Vu l’assignation en référé délivrée à la requête de :
DEMANDEURS
Monsieur [M] [O]
[Adresse 1]
[Localité 8]
Madame [L] [D] épouse [O]
[Adresse 1]
[Localité 8]
Représentés par la SELARL JAMES AVOCATS, avocat au barreau de PARIS, toque : D1903
Et assistés de Me Pascal SAINT GENIEST de l’AARPI QUATORZE, avocat plaidant au barreau de TOULOUSE
à
DÉFENDEURS
Maître [K] [N], notaire
[Adresse 3]
[Localité 7]
Représenté par Me Christiane ROBERTO substituant Me Thomas RONZEAU de la SCP RONZEAU & ASSOCIES, avocat au barreau de PARIS, toque : P0499
S.A. NATIXIS WEALTH MANAGEMENT
[Adresse 2]
[Localité 6]
Représentée par Me Gaessy GROS substituant Me Emmanuel KATZ de la SCP DELTA AVOCATS, avocat au barreau de PARIS, toque : E0889
PARTIES INTERVENANTES VOLONTAIRES
S.A. MMA IARD
[Adresse 4]
[Localité 5]
SOCIÉTÉ MMA IARD ASSURANCES MUTUELLES
[Adresse 4]
[Localité 5]
Représentées par Me Christiane ROBERTO substituant Me Thomas RONZEAU de la SCP RONZEAU & ASSOCIES, avocat au barreau de PARIS, toque : P0499
Et après avoir appelé les parties lors des débats de l’audience publique du 06 Février 2025 :
Par actes extrajudiciaires des 18 juin et 12 juillet 2021, la société Natixis a assigné successivement M. [N] et les époux [O] devant le tribunal judicaire de Créteil afin d’obtenir leur condamnation solidaire au remboursement de deux prêts consentis aux époux [O] et à M. [M] [O].
Par du 26 mars 2024, le tribunal judiciaire de Créteil a notamment :
— condamné solidairement M. [M] [O] et Mme [L] [D] épouse [O] à rembourser à la SA Natixis Wealth Management la somme de 4.150.000 euros au titre du capital emprunté par eux, outre les intérêts contractuels à compter du 15 janvier 2021 fixés au taux conventionnel du prêt majoré de trois points
— condamné M. [M] [O] à rembourser à la SA Natixis Wealth management la somme de 1.250.000 euros au titre du capital emprunté, outre les intérêts contractuels à compter du 15 janvier 2021 fixés au taux conventionnel du prêt majoré de trois points,
— débouté la SA Natixis Wealth management de sa demande de dommages et intérêts formée contre M. [M] [O] et Mme [L] [D] épouse [O],
— débouté M. [M] [O] et Mme [L] [D] épouse [O] de leur demande de dommages et intérêts formée contre la SA Natixis Wealth management
— condamné M. [K] [N] à payer à la SA Natixis Wealth management la somme de 1.441.051,20 euros à titre de dommages et intérêts
— ordonné que la charge définitive de la condamnation de M. [K] [N] incombe solidairement à M. [M] [O] et à Mme [L] [D] épouse [O] cette condamnation étant comprise dans leur condamnation à rembourser la somme de 4.150.000 euros
— débouté M. [M] [O] et Mme [L] [D] épouse [O] de leur demande de dommages et intérêts formée contre M. [K] [N]

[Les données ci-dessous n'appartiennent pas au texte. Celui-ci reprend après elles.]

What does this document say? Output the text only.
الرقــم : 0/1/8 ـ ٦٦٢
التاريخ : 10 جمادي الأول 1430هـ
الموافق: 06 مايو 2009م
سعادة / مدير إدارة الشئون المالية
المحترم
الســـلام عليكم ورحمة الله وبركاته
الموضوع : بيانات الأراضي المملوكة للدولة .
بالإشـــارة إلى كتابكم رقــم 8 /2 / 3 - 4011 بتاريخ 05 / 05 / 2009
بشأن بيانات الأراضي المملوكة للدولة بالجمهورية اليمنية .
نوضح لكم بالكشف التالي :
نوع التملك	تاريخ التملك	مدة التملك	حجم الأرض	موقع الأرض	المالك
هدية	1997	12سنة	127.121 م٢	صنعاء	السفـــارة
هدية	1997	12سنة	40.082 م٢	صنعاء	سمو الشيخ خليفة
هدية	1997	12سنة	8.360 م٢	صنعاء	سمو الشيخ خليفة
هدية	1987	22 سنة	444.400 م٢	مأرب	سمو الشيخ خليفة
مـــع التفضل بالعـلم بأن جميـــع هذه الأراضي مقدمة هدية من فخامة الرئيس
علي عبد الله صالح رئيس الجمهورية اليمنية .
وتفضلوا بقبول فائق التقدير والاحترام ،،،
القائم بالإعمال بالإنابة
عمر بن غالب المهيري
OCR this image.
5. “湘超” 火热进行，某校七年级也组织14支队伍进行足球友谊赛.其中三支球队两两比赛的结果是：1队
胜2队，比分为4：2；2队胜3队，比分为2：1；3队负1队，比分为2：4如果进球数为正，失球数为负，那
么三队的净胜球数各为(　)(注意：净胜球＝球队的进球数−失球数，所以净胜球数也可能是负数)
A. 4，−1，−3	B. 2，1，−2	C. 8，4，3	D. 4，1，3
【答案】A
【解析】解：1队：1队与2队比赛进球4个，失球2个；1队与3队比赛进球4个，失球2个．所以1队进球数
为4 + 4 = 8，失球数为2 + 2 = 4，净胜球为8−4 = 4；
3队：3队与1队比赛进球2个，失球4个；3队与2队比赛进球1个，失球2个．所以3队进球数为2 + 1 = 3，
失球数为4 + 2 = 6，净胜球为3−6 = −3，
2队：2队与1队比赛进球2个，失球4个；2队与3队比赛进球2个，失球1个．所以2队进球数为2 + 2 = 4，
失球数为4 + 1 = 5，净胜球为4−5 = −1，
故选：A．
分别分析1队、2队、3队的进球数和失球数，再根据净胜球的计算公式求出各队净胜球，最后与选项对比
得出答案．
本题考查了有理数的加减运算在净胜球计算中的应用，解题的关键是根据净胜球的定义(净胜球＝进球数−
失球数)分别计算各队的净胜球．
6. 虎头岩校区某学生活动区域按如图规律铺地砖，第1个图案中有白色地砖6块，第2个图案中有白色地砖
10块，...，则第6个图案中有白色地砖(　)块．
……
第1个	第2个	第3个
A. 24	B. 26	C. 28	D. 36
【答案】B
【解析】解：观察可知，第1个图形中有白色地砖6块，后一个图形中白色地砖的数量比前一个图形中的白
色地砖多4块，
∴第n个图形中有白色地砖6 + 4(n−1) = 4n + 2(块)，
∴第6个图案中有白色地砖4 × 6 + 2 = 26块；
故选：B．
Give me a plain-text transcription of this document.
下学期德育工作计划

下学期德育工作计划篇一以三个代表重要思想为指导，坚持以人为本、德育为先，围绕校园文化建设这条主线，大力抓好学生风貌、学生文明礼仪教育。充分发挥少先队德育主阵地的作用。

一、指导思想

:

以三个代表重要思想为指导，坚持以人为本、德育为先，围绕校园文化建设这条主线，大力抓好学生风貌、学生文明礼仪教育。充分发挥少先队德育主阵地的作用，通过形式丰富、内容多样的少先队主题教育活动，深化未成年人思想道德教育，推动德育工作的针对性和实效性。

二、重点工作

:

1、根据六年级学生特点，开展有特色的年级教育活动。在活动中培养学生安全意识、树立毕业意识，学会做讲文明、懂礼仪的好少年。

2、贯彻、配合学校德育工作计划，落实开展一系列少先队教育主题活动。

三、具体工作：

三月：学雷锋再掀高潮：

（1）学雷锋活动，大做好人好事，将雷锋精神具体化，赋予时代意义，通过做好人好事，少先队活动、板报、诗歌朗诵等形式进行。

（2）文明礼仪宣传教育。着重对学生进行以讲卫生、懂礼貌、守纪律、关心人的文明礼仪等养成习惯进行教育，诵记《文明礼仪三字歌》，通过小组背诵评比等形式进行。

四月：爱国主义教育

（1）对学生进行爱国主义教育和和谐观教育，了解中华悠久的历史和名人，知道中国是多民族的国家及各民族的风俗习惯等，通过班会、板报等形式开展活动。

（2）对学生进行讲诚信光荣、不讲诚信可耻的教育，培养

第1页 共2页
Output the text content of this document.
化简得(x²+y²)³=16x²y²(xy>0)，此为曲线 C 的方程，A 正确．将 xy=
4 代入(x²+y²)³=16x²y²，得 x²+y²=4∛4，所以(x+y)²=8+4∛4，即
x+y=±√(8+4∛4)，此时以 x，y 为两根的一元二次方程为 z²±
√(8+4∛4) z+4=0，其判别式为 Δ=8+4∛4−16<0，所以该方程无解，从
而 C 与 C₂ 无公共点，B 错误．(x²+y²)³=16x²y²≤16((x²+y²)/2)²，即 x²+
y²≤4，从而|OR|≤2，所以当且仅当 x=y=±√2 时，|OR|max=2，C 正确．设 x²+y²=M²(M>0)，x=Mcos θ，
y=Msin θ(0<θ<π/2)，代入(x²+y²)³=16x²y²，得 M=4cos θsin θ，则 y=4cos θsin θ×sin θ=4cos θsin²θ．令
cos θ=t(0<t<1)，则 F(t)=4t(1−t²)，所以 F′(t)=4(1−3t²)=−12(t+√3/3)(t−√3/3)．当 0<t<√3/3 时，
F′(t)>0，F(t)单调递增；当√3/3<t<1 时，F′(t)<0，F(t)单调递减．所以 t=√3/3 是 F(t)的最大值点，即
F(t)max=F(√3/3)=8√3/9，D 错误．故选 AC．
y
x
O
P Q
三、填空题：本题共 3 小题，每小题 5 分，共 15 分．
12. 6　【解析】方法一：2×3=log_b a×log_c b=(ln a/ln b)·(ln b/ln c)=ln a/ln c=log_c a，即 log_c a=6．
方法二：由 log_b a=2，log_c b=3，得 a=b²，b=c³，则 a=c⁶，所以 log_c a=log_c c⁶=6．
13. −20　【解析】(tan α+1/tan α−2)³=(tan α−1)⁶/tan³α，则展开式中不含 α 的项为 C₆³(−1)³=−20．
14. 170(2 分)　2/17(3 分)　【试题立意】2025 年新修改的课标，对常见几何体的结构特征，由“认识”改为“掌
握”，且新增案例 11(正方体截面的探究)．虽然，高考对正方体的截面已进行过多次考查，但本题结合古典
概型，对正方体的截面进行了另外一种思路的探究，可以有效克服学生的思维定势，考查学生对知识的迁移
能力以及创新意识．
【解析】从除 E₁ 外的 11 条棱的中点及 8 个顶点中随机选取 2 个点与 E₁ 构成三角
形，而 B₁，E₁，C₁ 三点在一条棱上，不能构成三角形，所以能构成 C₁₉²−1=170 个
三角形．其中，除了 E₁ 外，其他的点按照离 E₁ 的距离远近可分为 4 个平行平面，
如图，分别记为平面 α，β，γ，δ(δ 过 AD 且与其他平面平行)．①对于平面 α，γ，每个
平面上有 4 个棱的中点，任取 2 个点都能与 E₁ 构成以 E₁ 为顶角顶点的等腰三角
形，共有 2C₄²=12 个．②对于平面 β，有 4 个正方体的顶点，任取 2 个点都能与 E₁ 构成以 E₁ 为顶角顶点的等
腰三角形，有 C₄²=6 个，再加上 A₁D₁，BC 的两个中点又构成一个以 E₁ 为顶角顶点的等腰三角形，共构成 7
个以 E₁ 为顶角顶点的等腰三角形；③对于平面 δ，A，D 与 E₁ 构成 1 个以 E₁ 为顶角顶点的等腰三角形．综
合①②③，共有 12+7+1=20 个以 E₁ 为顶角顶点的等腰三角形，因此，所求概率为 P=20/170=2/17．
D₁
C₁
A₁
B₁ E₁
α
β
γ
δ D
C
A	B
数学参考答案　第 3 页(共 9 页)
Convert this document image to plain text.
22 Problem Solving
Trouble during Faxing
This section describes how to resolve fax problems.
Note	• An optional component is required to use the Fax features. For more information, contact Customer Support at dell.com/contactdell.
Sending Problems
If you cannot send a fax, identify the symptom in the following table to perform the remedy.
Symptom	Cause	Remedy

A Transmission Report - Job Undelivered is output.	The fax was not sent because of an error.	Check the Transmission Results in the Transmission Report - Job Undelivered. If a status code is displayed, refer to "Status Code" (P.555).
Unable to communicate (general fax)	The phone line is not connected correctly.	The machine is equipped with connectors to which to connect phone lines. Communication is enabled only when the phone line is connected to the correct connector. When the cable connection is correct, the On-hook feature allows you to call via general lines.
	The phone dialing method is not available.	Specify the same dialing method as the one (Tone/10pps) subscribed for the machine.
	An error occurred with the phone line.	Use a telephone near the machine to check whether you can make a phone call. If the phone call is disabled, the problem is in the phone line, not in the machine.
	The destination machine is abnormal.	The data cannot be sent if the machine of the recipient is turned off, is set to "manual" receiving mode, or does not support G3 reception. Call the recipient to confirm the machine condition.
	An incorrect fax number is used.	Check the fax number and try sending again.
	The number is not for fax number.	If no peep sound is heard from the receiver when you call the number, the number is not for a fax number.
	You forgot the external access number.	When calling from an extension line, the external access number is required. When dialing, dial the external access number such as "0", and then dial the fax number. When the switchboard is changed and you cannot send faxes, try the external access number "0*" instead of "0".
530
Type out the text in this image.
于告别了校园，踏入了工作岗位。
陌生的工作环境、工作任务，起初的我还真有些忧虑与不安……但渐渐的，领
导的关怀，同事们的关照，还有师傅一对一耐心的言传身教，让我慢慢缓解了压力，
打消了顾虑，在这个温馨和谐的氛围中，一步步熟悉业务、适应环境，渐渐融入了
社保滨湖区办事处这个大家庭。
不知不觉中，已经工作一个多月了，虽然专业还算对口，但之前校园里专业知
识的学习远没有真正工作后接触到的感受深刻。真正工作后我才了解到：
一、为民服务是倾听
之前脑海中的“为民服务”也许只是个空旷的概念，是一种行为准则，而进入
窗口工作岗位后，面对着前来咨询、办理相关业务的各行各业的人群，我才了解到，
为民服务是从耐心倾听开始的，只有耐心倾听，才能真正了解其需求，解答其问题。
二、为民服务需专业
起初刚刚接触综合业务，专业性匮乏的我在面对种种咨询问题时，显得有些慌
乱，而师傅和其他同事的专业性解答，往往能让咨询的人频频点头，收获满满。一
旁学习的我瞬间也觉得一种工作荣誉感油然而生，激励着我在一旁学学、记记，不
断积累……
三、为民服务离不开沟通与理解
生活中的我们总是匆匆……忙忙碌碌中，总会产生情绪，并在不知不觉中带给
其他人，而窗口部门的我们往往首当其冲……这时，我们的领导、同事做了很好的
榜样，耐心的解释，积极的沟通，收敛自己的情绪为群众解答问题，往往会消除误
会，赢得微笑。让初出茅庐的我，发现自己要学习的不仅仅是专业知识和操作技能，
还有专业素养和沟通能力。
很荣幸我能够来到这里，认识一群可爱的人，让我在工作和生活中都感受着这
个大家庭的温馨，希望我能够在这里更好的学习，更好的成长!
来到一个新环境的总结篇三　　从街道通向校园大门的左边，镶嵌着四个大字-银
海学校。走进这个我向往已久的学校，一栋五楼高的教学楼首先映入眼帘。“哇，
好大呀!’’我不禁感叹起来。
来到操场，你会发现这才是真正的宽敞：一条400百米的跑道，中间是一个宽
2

— condamné in solidum M. [M] [O] et Mme [L] [D] épouse [O] au paiement des dépens
— condamné in solidum M. [M] [O] et Mme [L] [D] épouse [O] à payer à la SA Natixis Wealth management la somme de 5.000 euros sur le fondement de l’article 700 du code de procédure civile
— rejeté toute autre demande
— rappelé que l’exécution provisoire de la décision est de droit.
Cette décision était exécutoire de droit.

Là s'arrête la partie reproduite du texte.